Optional Extra Credit (2 pts.)

NOTE: There is no partial credit on this extra credit, but this is not required.

  • The purpose of this Extra Credit is to experiment with dashboard themes, plot themes, and colors to examine choices and see what works well.

  • For 2 Extra Points:

  1. Change the dashboard theme.
  1. Change these two aspects in the Page 2 and Page 3 plots (plots must match).
  • the plot theme (chosen theme should NOT be theme_classic OR default)

  • the palette = option in the scale_fill_brewer commands (should not be “Spectral” OR default palette)

  • The plot theme for both plots must match and fit each plot, i.e., not obscure any plot elements in either plot.

  • The palette chosen must show all 4 colors clearly and can not be the R default.

  • There is no “right answer”, but if you chose a theme that makes some of the plot elements, e.g legend, titles, not visible you will not get credit.

  • If you choose a palette with colors that are not clearly visible or distinguishable, you will not get credit.

  • Here are some helpful links:

HW 5.1 - Final Steps

  1. Once all code is complete and runs without errors, render Quarto (.qmd) file to create dashboard
  • Don’t forget to remove eval = F from chunk headers (Chunks 13, 14, and 16).
  1. Verify that your project folder includes:
  • HW 5 - Part 1 Quarto (.qmd) file to create dashboard saved with your name.

  • HW 5 - Part 1 Dashboard (.html) file saved with your name.

  • a custom.scss file that adjusts the box size and font size of the value boxes.

  • a data folder that contains the data file, netflix_titles.csv.

  • an empty img folder.

  • an .Rproj file.

  1. Save the provided README template to your project folder and update it to list all of the files and folders above.
  • You do not have to list files or folder that are not listed above.
  1. Zip (Compress) project directory to submit it.

  2. Answer all Blackboard Questions (7 Questions)

Grading Criteria

  • (14 pts.) Each Blackboard question for this assignment is worth 2 points.

Dashboard Creation Steps:

  • (3 pts.) Completing HW 5.1 - First Steps as specified.

  • (2 pts.) Page 1 - Stock Page:

    • Full credit for

      • correctly updating Chunks 6, 9, and 11 from Amazon data to AMC data.

      • timsespan should be 2013-01-01 to 2021-12-31

  • (4 pts.) Page 2 - Part 1 - Bar Plot:

    • Full credit for correctly following all steps to

      • Create the barplot showing each movie genre in a separate bar

      • Have movie genres ordered by prevalence in 2016-2021 release period

      • Have bars correctly labeled as specified (labels must match levels)
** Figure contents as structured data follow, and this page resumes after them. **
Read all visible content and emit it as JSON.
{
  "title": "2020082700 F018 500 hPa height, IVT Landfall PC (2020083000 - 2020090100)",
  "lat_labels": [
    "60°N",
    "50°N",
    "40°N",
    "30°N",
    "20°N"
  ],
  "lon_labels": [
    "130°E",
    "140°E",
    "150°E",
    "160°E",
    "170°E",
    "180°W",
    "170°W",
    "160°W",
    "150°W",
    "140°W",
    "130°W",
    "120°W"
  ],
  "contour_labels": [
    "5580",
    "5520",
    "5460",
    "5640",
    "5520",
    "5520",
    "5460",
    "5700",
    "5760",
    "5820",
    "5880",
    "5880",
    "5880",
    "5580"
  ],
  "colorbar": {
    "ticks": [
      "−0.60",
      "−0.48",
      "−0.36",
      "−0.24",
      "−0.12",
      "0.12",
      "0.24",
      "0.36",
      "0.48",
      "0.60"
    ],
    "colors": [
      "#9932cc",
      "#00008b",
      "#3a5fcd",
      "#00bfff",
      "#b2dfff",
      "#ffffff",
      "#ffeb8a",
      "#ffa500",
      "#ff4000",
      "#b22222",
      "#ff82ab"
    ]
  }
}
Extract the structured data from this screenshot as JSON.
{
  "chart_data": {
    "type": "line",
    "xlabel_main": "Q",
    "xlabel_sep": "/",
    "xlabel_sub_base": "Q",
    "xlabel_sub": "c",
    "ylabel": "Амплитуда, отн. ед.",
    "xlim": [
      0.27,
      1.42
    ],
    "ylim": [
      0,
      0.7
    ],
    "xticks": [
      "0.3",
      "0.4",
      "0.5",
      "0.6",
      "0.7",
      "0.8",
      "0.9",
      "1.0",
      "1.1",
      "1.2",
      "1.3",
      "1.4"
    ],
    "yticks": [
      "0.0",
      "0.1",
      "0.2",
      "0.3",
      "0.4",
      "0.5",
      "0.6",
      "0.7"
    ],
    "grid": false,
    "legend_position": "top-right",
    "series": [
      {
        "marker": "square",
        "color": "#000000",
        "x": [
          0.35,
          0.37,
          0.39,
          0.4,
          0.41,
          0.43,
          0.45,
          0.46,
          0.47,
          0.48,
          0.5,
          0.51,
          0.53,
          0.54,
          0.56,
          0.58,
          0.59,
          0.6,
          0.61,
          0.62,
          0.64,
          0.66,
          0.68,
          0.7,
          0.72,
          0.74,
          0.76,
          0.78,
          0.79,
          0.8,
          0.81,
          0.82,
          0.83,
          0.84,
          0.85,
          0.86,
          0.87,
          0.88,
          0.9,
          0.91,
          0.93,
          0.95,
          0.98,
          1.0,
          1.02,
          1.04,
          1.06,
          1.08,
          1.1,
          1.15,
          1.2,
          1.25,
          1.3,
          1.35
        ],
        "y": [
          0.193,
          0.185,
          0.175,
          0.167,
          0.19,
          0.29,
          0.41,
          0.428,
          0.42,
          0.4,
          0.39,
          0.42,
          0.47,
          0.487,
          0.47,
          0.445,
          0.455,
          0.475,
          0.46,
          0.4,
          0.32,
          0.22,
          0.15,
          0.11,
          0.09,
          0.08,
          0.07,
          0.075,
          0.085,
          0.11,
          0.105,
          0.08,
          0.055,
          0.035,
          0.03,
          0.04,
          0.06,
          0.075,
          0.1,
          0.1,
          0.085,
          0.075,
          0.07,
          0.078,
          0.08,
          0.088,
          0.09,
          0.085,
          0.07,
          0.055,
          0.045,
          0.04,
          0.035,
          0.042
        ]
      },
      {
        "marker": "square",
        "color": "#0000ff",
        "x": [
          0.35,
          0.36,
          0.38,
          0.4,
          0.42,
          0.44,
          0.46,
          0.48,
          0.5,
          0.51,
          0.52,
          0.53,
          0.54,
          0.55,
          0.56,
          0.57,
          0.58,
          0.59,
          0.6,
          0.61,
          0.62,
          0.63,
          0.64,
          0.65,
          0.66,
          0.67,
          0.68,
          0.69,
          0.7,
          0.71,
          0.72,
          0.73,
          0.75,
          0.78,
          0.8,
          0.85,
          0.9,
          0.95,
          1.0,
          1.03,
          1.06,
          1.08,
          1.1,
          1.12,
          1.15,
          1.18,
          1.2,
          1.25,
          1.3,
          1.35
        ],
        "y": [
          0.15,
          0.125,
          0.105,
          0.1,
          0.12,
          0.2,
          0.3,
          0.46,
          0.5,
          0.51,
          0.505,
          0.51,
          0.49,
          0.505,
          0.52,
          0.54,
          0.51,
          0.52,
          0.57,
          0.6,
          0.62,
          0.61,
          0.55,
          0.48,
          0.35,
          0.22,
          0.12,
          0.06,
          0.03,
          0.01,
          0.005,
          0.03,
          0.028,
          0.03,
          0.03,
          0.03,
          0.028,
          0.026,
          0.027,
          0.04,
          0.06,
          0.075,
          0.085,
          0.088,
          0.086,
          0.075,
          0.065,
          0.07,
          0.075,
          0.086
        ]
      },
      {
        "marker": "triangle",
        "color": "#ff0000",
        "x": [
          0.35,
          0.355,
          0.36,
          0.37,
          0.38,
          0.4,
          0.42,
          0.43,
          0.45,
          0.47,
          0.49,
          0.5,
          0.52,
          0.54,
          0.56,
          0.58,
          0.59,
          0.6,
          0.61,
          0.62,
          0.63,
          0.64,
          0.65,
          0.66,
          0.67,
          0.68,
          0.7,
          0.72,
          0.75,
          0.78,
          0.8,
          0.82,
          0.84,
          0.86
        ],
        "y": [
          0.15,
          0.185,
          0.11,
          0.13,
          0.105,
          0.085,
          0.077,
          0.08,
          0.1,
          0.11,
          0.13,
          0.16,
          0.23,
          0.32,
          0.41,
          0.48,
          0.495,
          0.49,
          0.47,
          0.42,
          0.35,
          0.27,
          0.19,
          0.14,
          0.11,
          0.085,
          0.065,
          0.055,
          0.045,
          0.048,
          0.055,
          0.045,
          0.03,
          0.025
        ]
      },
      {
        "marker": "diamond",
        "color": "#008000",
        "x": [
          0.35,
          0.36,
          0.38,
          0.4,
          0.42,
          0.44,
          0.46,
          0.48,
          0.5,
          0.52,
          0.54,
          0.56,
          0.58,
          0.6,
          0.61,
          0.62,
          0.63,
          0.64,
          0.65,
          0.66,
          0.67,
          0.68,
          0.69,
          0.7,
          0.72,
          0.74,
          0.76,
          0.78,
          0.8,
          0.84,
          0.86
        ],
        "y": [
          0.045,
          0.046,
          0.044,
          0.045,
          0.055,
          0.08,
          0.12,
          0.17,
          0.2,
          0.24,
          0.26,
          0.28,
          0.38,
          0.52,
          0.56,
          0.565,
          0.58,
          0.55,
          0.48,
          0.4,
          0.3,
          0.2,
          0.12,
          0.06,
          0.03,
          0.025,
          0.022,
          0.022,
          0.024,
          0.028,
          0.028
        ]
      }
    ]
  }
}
      • Have stacked colors showing movies for each minimum age category

      • Have a different panel for each release period (4 panels)

      • have all plot text and accompanying text appearing correctly in dashboard

  • (4 pts.) Page 2 - Part 2 - Summary Table:

    • Full credit for correctly following all steps to

      • create correctly formatted and labeled table

      • place table and accompanying text correctly in right panel next to plot

  • (4 pts.) Page 3 - Area Plot:

    • Full credit for correctly following all steps to

      • create an area plot with a correctly labeled X-axis (each year showing)

      • show each minimum age category

      • have all parts of the plot labeled correctly

      • have accompanying text appearing correctly in dashboard

  • (2 pts.) Completing OPTIONAL EXTRA CREDIT as specified.

    • There is no partial credit for the extra credit but this is not required.
  • (2 pts.) Completing the HW 5 - Part 1 - Final Steps as specified and correctly submitting your zipped project directory.